Learning Objectives
- Identify the B-complex vitamins and their active coenzyme forms.
- Contrast the storage and excretion of water-soluble vs. fat-soluble vitamins.
- Recognize the clinical triad of B-complex deficiency.
- Understand the unique hepatic storage of B9 (Folate) and B12 (Cobalamin).
1. The Water-Soluble Profile
Water-soluble vitamins (the B-complex group and Vitamin C) generally “wash out” of the body easily.

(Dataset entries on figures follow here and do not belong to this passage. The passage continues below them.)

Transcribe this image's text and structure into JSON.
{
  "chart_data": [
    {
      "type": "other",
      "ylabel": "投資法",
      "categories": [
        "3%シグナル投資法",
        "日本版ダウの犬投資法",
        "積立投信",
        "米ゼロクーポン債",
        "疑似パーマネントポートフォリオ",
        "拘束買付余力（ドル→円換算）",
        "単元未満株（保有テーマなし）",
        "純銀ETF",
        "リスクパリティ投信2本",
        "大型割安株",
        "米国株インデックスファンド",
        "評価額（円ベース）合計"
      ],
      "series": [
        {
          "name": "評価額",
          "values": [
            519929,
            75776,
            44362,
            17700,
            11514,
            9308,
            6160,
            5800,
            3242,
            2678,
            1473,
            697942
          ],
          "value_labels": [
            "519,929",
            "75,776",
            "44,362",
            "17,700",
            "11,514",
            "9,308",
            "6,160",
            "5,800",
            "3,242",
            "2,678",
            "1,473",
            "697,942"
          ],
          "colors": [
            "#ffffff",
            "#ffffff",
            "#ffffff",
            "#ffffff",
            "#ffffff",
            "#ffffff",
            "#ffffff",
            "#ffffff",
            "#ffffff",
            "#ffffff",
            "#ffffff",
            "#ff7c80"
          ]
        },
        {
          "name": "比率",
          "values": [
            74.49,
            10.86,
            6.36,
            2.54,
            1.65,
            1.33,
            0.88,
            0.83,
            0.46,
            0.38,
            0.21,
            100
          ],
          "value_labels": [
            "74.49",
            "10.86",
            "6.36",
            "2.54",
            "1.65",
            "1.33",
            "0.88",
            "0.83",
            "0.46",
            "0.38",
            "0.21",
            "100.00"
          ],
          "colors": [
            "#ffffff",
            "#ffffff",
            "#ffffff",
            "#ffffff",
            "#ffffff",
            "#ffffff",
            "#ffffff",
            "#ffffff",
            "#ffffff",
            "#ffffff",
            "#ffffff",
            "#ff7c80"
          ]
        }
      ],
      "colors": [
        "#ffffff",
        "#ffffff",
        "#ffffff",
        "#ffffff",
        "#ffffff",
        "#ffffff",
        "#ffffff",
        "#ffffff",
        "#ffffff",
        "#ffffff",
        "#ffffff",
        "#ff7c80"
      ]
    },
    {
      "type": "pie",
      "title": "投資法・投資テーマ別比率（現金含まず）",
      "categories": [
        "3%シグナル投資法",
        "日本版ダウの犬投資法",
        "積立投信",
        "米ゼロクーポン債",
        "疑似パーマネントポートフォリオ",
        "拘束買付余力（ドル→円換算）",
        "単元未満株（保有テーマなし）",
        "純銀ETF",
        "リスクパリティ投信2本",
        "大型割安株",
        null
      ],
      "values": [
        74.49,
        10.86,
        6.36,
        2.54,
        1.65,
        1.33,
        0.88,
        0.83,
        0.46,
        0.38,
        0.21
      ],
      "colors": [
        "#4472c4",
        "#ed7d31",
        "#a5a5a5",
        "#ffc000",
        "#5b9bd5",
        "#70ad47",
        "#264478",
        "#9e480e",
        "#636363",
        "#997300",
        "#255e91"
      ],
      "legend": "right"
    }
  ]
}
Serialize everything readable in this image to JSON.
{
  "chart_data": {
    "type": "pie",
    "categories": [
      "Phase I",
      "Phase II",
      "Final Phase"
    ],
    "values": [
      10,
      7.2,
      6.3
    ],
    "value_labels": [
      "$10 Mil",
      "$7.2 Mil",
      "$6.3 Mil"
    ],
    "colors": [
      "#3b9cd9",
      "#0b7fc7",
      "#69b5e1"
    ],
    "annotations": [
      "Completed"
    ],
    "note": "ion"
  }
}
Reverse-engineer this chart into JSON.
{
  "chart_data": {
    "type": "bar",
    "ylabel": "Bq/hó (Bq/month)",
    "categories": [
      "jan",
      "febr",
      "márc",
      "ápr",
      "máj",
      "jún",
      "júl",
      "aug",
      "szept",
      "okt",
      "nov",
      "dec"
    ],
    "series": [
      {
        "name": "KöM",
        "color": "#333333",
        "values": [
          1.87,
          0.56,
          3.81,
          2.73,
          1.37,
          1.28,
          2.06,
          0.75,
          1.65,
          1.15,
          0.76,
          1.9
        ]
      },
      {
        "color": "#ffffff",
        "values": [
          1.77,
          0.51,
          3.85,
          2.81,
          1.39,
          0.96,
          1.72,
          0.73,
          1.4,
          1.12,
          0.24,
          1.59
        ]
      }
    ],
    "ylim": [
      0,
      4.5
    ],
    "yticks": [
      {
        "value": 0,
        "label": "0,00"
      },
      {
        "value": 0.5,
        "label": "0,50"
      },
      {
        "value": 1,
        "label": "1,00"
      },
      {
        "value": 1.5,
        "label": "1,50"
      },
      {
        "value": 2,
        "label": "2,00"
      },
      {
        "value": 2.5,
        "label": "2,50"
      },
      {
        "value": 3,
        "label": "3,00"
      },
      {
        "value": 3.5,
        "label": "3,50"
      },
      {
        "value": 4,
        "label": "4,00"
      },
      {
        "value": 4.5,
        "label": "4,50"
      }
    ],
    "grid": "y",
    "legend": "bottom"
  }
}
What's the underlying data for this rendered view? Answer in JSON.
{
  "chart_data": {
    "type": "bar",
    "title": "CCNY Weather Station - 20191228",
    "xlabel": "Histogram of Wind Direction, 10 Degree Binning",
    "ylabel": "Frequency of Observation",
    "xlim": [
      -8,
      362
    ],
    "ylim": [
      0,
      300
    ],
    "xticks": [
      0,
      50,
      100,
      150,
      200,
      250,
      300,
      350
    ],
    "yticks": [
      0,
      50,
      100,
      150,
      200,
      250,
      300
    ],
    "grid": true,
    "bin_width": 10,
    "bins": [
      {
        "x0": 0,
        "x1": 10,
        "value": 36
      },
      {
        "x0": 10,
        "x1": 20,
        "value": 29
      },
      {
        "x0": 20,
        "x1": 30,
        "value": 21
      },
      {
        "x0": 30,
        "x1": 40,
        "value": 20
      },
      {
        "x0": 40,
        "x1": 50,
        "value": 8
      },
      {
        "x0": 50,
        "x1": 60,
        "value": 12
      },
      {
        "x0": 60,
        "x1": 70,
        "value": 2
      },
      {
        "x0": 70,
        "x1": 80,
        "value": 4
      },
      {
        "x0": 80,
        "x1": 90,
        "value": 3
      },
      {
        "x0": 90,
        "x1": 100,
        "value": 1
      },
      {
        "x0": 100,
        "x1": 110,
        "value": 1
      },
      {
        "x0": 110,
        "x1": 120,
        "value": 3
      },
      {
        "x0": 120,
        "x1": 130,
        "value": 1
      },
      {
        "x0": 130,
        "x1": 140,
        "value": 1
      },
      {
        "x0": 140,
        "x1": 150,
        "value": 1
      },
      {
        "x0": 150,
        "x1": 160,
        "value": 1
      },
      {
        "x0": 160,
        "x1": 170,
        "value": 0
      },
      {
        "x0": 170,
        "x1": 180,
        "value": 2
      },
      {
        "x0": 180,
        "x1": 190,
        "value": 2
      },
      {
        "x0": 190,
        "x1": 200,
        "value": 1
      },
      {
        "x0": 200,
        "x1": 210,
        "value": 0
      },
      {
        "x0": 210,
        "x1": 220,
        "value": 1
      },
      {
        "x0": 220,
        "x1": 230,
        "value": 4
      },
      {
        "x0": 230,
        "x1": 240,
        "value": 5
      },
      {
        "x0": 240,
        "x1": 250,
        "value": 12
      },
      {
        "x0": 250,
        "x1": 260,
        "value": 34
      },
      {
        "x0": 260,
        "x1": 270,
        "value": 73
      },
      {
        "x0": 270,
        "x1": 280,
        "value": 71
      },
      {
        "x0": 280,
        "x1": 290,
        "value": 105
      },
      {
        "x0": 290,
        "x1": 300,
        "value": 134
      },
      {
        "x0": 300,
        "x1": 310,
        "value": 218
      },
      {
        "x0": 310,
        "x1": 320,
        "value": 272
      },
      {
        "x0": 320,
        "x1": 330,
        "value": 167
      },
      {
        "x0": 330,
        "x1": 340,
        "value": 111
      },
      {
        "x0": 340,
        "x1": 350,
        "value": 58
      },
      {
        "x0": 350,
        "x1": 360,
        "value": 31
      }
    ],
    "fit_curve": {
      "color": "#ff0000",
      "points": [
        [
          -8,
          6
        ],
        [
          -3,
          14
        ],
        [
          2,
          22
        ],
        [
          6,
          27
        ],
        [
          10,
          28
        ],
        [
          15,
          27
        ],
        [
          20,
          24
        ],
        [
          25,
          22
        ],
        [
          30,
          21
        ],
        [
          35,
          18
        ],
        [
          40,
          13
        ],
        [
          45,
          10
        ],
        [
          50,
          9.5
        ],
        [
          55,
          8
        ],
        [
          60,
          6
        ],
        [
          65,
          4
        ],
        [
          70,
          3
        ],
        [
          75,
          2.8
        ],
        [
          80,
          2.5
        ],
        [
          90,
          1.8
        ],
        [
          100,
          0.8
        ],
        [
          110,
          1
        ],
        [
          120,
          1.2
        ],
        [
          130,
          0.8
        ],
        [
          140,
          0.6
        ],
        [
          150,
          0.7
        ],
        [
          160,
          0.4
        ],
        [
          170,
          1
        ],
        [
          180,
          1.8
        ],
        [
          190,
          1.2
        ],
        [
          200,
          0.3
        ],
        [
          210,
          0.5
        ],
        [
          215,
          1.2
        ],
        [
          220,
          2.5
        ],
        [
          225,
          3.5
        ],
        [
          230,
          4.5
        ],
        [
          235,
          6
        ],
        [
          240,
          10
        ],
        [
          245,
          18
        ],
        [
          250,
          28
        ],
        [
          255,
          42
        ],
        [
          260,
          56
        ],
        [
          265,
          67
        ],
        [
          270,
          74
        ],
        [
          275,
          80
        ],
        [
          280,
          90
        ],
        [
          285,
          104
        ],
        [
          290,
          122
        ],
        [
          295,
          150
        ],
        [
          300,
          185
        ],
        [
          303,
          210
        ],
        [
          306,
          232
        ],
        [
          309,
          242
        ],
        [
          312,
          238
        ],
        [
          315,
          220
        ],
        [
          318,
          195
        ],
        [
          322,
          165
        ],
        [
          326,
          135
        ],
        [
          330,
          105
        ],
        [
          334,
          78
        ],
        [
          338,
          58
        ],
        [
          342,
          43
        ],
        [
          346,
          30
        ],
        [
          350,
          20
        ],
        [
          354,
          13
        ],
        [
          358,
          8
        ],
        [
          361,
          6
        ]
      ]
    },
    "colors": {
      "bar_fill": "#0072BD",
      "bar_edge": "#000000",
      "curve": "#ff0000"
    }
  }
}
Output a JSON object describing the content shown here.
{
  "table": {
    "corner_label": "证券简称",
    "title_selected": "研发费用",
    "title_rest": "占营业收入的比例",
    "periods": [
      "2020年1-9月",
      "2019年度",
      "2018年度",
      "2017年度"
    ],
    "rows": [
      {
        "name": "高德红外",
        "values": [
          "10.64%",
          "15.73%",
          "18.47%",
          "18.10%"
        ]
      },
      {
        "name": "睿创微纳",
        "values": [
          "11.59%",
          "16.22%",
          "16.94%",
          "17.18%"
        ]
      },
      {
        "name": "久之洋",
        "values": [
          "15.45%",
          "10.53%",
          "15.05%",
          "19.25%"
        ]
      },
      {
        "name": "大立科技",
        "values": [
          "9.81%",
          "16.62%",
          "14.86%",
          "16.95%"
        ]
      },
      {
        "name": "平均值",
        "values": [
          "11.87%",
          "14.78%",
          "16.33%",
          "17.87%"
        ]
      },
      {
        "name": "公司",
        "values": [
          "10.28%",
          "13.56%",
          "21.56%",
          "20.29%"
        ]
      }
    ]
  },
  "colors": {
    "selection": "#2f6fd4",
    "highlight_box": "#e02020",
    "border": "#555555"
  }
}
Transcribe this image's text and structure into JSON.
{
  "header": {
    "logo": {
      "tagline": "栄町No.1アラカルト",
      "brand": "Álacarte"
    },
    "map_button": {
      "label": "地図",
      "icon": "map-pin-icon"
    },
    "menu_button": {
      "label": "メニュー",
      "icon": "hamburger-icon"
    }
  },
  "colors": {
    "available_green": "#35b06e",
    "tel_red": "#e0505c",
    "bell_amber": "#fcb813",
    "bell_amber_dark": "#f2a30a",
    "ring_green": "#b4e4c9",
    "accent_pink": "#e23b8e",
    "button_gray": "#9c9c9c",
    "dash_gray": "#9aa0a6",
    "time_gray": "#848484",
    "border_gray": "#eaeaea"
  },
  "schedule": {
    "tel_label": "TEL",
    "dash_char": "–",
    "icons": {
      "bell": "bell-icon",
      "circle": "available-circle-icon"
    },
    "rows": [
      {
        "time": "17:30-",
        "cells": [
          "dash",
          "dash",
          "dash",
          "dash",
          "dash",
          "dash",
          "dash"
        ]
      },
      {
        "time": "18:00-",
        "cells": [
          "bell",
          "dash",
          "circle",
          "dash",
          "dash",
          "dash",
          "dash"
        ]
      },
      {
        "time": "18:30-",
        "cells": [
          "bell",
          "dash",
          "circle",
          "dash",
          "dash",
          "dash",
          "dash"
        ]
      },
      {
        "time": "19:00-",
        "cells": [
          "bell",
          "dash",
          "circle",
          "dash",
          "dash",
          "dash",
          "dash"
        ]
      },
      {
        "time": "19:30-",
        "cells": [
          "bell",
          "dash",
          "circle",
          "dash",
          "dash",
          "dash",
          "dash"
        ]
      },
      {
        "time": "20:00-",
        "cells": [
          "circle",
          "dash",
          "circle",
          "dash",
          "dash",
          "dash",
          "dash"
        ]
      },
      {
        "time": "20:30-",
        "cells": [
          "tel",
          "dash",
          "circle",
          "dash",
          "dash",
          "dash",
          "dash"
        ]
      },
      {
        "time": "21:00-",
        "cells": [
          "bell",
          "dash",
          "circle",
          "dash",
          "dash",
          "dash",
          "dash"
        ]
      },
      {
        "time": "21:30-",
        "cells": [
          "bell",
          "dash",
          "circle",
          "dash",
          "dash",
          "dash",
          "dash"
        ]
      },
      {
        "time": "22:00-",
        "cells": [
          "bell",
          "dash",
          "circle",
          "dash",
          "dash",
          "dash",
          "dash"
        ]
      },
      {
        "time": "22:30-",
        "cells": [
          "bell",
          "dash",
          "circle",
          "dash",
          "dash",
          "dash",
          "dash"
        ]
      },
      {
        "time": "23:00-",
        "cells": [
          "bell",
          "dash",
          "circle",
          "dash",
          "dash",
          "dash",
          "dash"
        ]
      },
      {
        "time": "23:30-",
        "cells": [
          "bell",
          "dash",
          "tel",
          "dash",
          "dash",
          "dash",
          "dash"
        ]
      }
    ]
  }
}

Because they are excreted in the urine, toxicity is rare, but frequent dietary intake is necessary.
- Exception to the Rule: While most are not stored, two vitamins have significant hepatic reserves:
- Vitamin B12: Stored in the liver for 3–4 years.
- Vitamin B9: Stored in the liver for 3–4 months.
2. B-Complex Vitamins & Coenzymes
These vitamins function primarily as precursors to essential coenzymes in metabolic pathways like the TCA cycle and glycolysis.
| Vitamin | Active Coenzyme Form |
|---|---|
| B1 (Thiamine) | TPP (Thiamine pyrophosphate) |
| B2 (Riboflavin) | FAD, FMN |
| B3 (Niacin) | NAD+, NADP+ |
| B5 (Pantothenic acid) | CoA (Coenzyme A) |
| B6 (Pyridoxine) | PLP (Pyridoxal phosphate) |
| B7 (Biotin) | Biotin (Carboxylation cofactor) |
| B9 (Folate) | THF (Tetrahydrofolate) |
| B12 (Cobalamin) | Methylcobalamin |
| C (Ascorbic acid) | Ascorbate (Redox cofactor) |
3. Deficiency Manifestations
General B-complex deficiencies often present with a common set of symptoms affecting rapidly dividing cells in the skin and GI tract:
- Dermatitis: Skin inflammation/rash.
- Glossitis: Inflammation of the tongue (smooth, beefy red tongue).
- Diarrhea: Malabsorption due to intestinal mucosal atrophy.